The European Union has signed a draft trade deal with the Mercosur region – the South America trading bloc comprising Argentina, Brazil, Paraguay and Uruguay. The deal, which still has to be ratified, has been under discussion for 20 years and has stalled multiple times, making the signing of a draft agreement a major breakthrough in the face of a more protectionist trend in global trade recently. 


The EU is already Mercosur’s biggest trade and investment partner and the deal would reduce tariffs across a range of goods, with the EU eventually abolishing 92% of the taxes on Mercosur imports, while Mercosur gradually eliminates its duties on 91% of EU goods.

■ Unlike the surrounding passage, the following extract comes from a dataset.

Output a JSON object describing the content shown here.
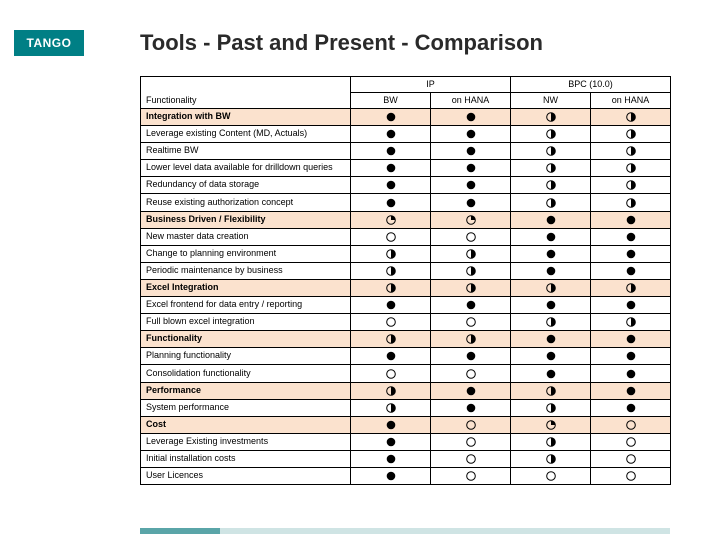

According to the European Commission the agreement will give EU companies much better access to its the Mercosur market than it gives to businesses from outside the EU and the fact the EU will be the first trade partner to conclude a trade agreement with the Mercosur bloc, gives the EU a first mover advantage.

“I measure my words carefully when I say that this is a historical moment,” said Jean-Claude Juncker, president of the European Commission in a statement. “In the midst of international trade tensions, we are sending today a strong signal with our Mercosur partners that we stand for rules-based trade.

Juncker went on to state that it was the largest trade agreement the EU had ever concluded.

Europe is looking for greater access for manufactured goods, especially cars, which face tariffs of 35%. However, Mercosur has asked for a 15-year transition period for the import of European vehicles and automotive parts, up from the 10 years originally proposed, as the bloc seeks to cushion the impact on its own vehicle markets.

At the same time EU stands to benefit from about €4 billion ($4.55 billion) of duties saved on exports, four times more than its deal with Japan.